Le véritable enjeu n’est donc pas de savoir si les documents continueront à fuiter. Ils continueront. Les technologies rendent ce phénomène quasiment inévitable. La question est ailleurs : les institutions sauront-elles restaurer une parole suffisamment crédible pour que les citoyens distinguent spontanément une information officielle d’une manipulation ? « Car, au fond, une nation ne se fissure pas seulement sous le poids de ses difficultés économiques ou de ses tensions politiques. Elle se fragilise aussi lorsque la vérité cesse d’être une référence commune pour devenir une simple hypothèse parmi d’autres. Et lorsqu’un pays ne partage plus les mêmes faits, il devient infiniment plus difficile d’y construire un destin collectif », alerte Ange Mewoli Mbida.
Jean-René Meva’a Amougou
Fuites d’État : la République en libre-service
Le tampon « Confidentiel » a perdu son pouvoir d’intimidation. Au Cameroun, il agit presque comme un label de promotion. Plus un document est sensible, plus il semble promis à une diffusion éclair sur les réseaux sociaux, dans les groupes WhatsApp ou à la une de certains médias. Comme si les secrets de l’État étaient devenus des biens de consommation courante.
Le signal d’alarme n’est pourtant pas nouveau. Dès mars 2018, une circulaire du Premier ministre rappelait les règles de gestion des documents sensibles au sein de l’administration. Huit ans plus tard, le constat est sévère : la digue n’a pas tenu. Les fuites se multiplient, gagnent les administrations les plus stratégiques et nourrissent un feuilleton permanent où l’information confidentielle devient spectacle.
Correspondances administratives, échanges entre hauts responsables, procédures judiciaires en cours, notes de sécurité, décisions d’interdiction de sortie du territoire… Rien ou presque n’échappe désormais à cette mécanique. Les affaires impliquant le Port autonome de Douala, des responsables de l’administration fiscale ou encore certaines autorités territoriales ont récemment offert un aperçu saisissant de cette nouvelle normalité : les dossiers quittent les bureaux avant même d’avoir achevé leur parcours institutionnel.
Cette inflation de révélations pose une question qui dépasse le simple voyeurisme politique. Elle interroge la capacité de l’État à protéger ses propres informations. Car une administration dont les documents circulent sans contrôle expose non seulement ses responsables, mais aussi ses procédures, ses enquêtes et parfois ses dispositifs de sécurité.
Le phénomène prospère dans un environnement numérique où la vitesse compte davantage que la vérification. Les plateformes sociales récompensent celui qui publie avant les autres. Les « likes » remplacent les procédures, les « followers » deviennent une monnaie d’influence et la confidentialité se transforme en trophée numérique. Plus la fuite est spectaculaire, plus son auteur anonyme acquiert une réputation auprès d’un public avide de révélations.

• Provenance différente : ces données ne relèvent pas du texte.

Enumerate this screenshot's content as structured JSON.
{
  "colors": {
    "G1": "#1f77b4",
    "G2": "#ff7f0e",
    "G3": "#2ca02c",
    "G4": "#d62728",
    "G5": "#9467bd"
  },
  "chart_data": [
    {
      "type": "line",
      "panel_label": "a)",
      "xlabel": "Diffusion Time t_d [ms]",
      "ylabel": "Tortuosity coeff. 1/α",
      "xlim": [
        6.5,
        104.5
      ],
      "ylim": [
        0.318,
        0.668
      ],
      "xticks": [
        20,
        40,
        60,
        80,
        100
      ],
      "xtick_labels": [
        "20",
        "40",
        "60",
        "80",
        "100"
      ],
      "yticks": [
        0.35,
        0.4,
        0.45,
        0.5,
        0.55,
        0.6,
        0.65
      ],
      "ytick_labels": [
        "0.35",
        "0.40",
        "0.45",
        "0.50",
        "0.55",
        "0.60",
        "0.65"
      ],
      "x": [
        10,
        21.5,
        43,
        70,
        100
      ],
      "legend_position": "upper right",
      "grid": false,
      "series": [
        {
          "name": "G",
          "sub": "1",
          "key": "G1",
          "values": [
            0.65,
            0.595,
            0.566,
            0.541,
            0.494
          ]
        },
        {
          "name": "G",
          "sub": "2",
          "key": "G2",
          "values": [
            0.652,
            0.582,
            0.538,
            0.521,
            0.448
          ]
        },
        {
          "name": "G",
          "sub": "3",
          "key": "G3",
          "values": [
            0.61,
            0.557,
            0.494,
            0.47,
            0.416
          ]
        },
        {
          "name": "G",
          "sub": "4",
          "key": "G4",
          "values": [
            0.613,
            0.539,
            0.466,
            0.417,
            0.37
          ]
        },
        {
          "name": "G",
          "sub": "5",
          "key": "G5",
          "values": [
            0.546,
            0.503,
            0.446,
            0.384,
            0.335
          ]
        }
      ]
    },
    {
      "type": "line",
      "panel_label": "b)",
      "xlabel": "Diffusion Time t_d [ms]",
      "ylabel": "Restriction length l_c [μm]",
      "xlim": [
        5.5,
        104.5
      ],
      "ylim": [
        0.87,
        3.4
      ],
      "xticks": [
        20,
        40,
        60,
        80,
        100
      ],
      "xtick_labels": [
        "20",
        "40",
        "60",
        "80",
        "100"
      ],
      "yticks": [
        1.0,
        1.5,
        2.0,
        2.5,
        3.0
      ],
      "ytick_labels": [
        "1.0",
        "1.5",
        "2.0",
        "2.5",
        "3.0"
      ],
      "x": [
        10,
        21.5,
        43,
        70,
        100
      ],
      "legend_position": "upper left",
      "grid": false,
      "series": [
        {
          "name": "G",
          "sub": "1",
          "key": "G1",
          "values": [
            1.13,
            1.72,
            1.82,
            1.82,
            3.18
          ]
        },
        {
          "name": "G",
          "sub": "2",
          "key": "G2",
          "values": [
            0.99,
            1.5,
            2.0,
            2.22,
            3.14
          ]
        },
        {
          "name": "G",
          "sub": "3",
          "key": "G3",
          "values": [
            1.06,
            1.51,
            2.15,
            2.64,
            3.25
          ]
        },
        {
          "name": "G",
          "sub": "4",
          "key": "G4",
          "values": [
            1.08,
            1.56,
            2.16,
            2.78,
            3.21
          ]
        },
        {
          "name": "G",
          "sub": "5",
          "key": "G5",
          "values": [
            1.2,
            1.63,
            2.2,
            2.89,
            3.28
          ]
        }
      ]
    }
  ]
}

À cela s’ajoutent les rivalités internes, les guerres de succession, les règlements de comptes administratifs et les stratégies d’influence. Derrière certaines divulgations se cachent moins une volonté d’informer que le désir d’affaiblir un adversaire ou de peser sur un rapport de force. Le secret administratif devient alors une arme politique.

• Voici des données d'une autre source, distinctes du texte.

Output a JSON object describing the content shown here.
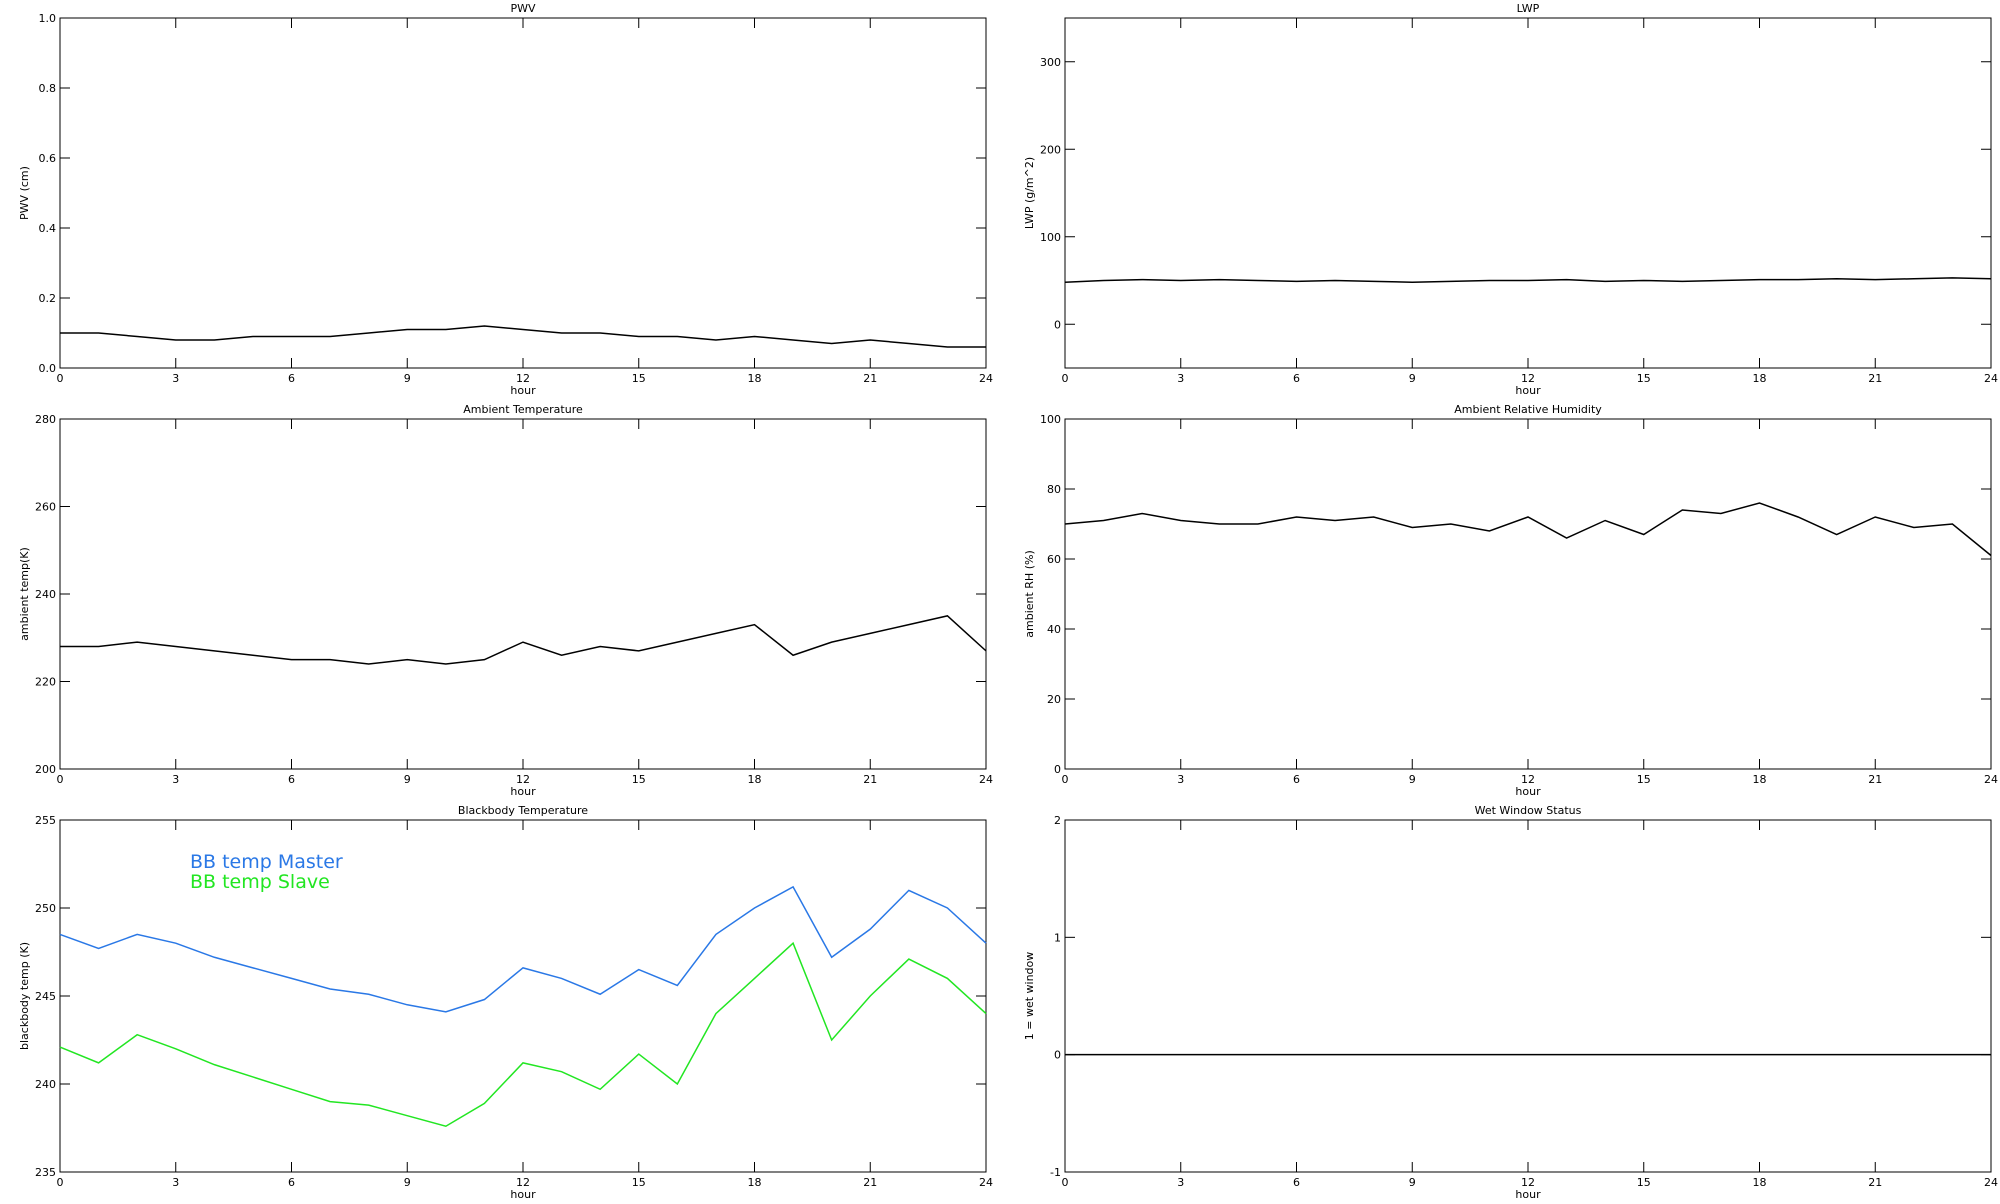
{
  "chart_data": [
    {
      "type": "line",
      "title": "PWV",
      "x_label": "hour",
      "y_label": "PWV (cm)",
      "x": [
        0,
        1,
        2,
        3,
        4,
        5,
        6,
        7,
        8,
        9,
        10,
        11,
        12,
        13,
        14,
        15,
        16,
        17,
        18,
        19,
        20,
        21,
        22,
        23,
        24
      ],
      "series": [
        {
          "color": "#000000",
          "values": [
            0.1,
            0.1,
            0.09,
            0.08,
            0.08,
            0.09,
            0.09,
            0.09,
            0.1,
            0.11,
            0.11,
            0.12,
            0.11,
            0.1,
            0.1,
            0.09,
            0.09,
            0.08,
            0.09,
            0.08,
            0.07,
            0.08,
            0.07,
            0.06,
            0.06
          ]
        }
      ],
      "xlim": [
        0,
        24
      ],
      "xticks": [
        0,
        3,
        6,
        9,
        12,
        15,
        18,
        21,
        24
      ],
      "ylim": [
        0,
        1
      ],
      "yticks": [
        {
          "value": 0,
          "label": "0.0"
        },
        {
          "value": 0.2,
          "label": "0.2"
        },
        {
          "value": 0.4,
          "label": "0.4"
        },
        {
          "value": 0.6,
          "label": "0.6"
        },
        {
          "value": 0.8,
          "label": "0.8"
        },
        {
          "value": 1,
          "label": "1.0"
        }
      ]
    },
    {
      "type": "line",
      "title": "LWP",
      "x_label": "hour",
      "y_label": "LWP (g/m^2)",
      "x": [
        0,
        1,
        2,
        3,
        4,
        5,
        6,
        7,
        8,
        9,
        10,
        11,
        12,
        13,
        14,
        15,
        16,
        17,
        18,
        19,
        20,
        21,
        22,
        23,
        24
      ],
      "series": [
        {
          "color": "#000000",
          "values": [
            48,
            50,
            51,
            50,
            51,
            50,
            49,
            50,
            49,
            48,
            49,
            50,
            50,
            51,
            49,
            50,
            49,
            50,
            51,
            51,
            52,
            51,
            52,
            53,
            52
          ]
        }
      ],
      "xlim": [
        0,
        24
      ],
      "xticks": [
        0,
        3,
        6,
        9,
        12,
        15,
        18,
        21,
        24
      ],
      "ylim": [
        -50,
        350
      ],
      "yticks": [
        0,
        100,
        200,
        300
      ]
    },
    {
      "type": "line",
      "title": "Ambient Temperature",
      "x_label": "hour",
      "y_label": "ambient temp(K)",
      "x": [
        0,
        1,
        2,
        3,
        4,
        5,
        6,
        7,
        8,
        9,
        10,
        11,
        12,
        13,
        14,
        15,
        16,
        17,
        18,
        19,
        20,
        21,
        22,
        23,
        24
      ],
      "series": [
        {
          "color": "#000000",
          "values": [
            228,
            228,
            229,
            228,
            227,
            226,
            225,
            225,
            224,
            225,
            224,
            225,
            229,
            226,
            228,
            227,
            229,
            231,
            233,
            226,
            229,
            231,
            233,
            235,
            227
          ]
        }
      ],
      "xlim": [
        0,
        24
      ],
      "xticks": [
        0,
        3,
        6,
        9,
        12,
        15,
        18,
        21,
        24
      ],
      "ylim": [
        200,
        280
      ],
      "yticks": [
        200,
        220,
        240,
        260,
        280
      ]
    },
    {
      "type": "line",
      "title": "Ambient Relative Humidity",
      "x_label": "hour",
      "y_label": "ambient RH (%)",
      "x": [
        0,
        1,
        2,
        3,
        4,
        5,
        6,
        7,
        8,
        9,
        10,
        11,
        12,
        13,
        14,
        15,
        16,
        17,
        18,
        19,
        20,
        21,
        22,
        23,
        24
      ],
      "series": [
        {
          "color": "#000000",
          "values": [
            70,
            71,
            73,
            71,
            70,
            70,
            72,
            71,
            72,
            69,
            70,
            68,
            72,
            66,
            71,
            67,
            74,
            73,
            76,
            72,
            67,
            72,
            69,
            70,
            61
          ]
        }
      ],
      "xlim": [
        0,
        24
      ],
      "xticks": [
        0,
        3,
        6,
        9,
        12,
        15,
        18,
        21,
        24
      ],
      "ylim": [
        0,
        100
      ],
      "yticks": [
        0,
        20,
        40,
        60,
        80,
        100
      ]
    },
    {
      "type": "line",
      "title": "Blackbody Temperature",
      "x_label": "hour",
      "y_label": "blackbody temp (K)",
      "legend": "upper left",
      "x": [
        0,
        1,
        2,
        3,
        4,
        5,
        6,
        7,
        8,
        9,
        10,
        11,
        12,
        13,
        14,
        15,
        16,
        17,
        18,
        19,
        20,
        21,
        22,
        23,
        24
      ],
      "series": [
        {
          "name": "BB temp Master",
          "color": "#2a78e6",
          "values": [
            248.5,
            247.7,
            248.5,
            248,
            247.2,
            246.6,
            246,
            245.4,
            245.1,
            244.5,
            244.1,
            244.8,
            246.6,
            246,
            245.1,
            246.5,
            245.6,
            248.5,
            250,
            251.2,
            247.2,
            248.8,
            251,
            250,
            248
          ]
        },
        {
          "name": "BB temp Slave",
          "color": "#22e622",
          "values": [
            242.1,
            241.2,
            242.8,
            242,
            241.1,
            240.4,
            239.7,
            239,
            238.8,
            238.2,
            237.6,
            238.9,
            241.2,
            240.7,
            239.7,
            241.7,
            240,
            244,
            246,
            248,
            242.5,
            245,
            247.1,
            246,
            244
          ]
        }
      ],
      "xlim": [
        0,
        24
      ],
      "xticks": [
        0,
        3,
        6,
        9,
        12,
        15,
        18,
        21,
        24
      ],
      "ylim": [
        235,
        255
      ],
      "yticks": [
        235,
        240,
        245,
        250,
        255
      ]
    },
    {
      "type": "line",
      "title": "Wet Window Status",
      "x_label": "hour",
      "y_label": "1 = wet window",
      "x": [
        0,
        24
      ],
      "series": [
        {
          "color": "#000000",
          "values": [
            0,
            0
          ]
        }
      ],
      "xlim": [
        0,
        24
      ],
      "xticks": [
        0,
        3,
        6,
        9,
        12,
        15,
        18,
        21,
        24
      ],
      "ylim": [
        -1,
        2
      ],
      "yticks": [
        -1,
        0,
        1,
        2
      ]
    }
  ]
}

Le paradoxe est saisissant. À l’heure où les États renforcent partout la cybersécurité et la protection des données sensibles, le Cameroun semble parfois assister, impuissant, à une privatisation de ses propres secrets. Une République ne se mesure pas seulement à ce qu’elle rend public. Elle se juge aussi à sa capacité de préserver ce qui doit, pour l’intérêt général, rester confidentiel. Car lorsque tout fuit, ce n’est plus seulement l’information qui s’échappe : c’est une part de l’autorité de l’État.